With the current dye shortage that began in April 2022, a JAMA letter was published discussing ways radiologists can conserve.

Matthew Davenport, MD, a radiologist at the University of Michigan Health and vice-chair of the commission on quality and safety for the American College of Radiology, recently published a research letter in JAMA on ways to conserve the iodinated intravascular contrast media— also called contrast dye —in Computed Tomography (CT) scans considering the shortage that began in April 2022.

According to the letter, this shortage is due to supply chain issues exacerbated by the COVID-19 pandemic. The deficit is expected to last through the summer, if not longer.

The letter states that, in the United States, 54.4 million scans with contrast are done each year. Physicians and researchers anticipate the dye shortage being a barrier to obtaining scans.

“During this acute shortage, health systems have been forced to compare their stock-on-hand with the anticipated return-to-normal date to determine how aggressively to conserve contrast material," Davenport said to the University of Michigan Health in the article regarding the JAMA letter.

To avoid additional barriers to access to care, healthcare professionals have sought conservation methods for contrast dye. Davenport identifies five different modes of conservation.

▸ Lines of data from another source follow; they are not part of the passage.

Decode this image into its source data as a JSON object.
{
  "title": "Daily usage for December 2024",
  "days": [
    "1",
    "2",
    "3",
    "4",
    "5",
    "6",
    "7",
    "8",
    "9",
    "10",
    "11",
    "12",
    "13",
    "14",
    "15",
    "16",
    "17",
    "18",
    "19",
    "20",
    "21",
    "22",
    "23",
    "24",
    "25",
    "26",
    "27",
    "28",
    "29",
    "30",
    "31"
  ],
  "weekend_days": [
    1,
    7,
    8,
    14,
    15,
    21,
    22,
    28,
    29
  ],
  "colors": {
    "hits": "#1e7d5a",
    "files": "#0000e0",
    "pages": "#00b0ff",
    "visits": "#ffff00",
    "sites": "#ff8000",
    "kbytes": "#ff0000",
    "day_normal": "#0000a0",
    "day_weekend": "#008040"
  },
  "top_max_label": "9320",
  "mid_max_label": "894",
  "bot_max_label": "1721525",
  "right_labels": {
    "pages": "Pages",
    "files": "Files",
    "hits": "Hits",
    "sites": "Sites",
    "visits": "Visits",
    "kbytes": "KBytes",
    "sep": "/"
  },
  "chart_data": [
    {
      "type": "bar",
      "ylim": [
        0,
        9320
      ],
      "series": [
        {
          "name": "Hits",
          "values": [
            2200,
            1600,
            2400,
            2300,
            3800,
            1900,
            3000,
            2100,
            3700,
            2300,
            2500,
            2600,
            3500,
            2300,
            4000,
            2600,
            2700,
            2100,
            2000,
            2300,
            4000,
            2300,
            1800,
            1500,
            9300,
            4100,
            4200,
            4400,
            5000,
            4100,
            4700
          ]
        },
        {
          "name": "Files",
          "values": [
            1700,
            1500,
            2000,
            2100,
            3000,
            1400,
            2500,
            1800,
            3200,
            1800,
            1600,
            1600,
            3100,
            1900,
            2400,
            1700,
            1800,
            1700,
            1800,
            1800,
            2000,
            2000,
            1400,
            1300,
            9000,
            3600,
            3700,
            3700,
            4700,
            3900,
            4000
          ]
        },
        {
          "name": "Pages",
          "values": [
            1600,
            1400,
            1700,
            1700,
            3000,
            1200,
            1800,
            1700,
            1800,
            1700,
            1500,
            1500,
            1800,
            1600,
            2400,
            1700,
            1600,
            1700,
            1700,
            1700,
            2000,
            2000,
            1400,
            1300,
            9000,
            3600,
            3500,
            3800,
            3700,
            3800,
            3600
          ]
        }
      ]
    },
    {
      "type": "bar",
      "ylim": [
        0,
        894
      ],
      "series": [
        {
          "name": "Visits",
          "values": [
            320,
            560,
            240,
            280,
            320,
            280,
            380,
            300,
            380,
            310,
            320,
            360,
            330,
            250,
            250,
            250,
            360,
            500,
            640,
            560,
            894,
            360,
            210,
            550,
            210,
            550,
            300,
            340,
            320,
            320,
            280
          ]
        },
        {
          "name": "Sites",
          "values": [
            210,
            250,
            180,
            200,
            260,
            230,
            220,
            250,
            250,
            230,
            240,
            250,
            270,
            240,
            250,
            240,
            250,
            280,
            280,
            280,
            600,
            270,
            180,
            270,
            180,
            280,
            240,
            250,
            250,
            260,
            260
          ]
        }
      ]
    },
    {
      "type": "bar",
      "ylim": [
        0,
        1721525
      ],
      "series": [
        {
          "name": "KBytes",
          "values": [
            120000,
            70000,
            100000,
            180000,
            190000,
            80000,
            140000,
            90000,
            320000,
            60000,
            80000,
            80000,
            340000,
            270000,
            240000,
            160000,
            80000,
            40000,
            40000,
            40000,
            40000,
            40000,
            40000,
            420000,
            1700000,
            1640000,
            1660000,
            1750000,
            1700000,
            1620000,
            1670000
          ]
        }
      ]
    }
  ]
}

The first of these methods includes weight-based contrast. Traditionally, CT scans require a fixed dose of contrast dye dependent on the area being scanned rather than the patient's size. The first method analyzed in this letter proposes that a weight-based contrast approach can conserve 12% of dye.

Despite the potential for conservation, Davenport told the University of Michigan Health that this approach is ineffective for patients over 80 kg.

Other techniques measured included reducing contrast dose while reducing tube voltage, replacing contrast CT with unenhanced CT (on a case-by-case basis), a combination of weight-based contrast and replacing contrast with non-contrast CT, or a variety of all 3 conservation methods.

Reducing contrast dose while reducing tube voltage is projected to lead to 25% conservation. Replacing contrast CT with unenhanced CT is estimated to provide a 78% reduction in contrast dye usage.

Meanwhile, a combination of 2 or more conservation tactics was predicted to lead to a maximum 83 percent reduction in contrast dye usage.

With the proposals being put forth, radiologists must consider if and how they will incorporate conservation strategies in their daily practices. Conservation techniques have the potential to alter the trajectory of radiological care bit during and after the current shortage crisis.

The researchers concluded the letter by saying, “adoption of some of the dose-reduction strategies beyond the current shortage could mitigate supply chain risk and remove waste.”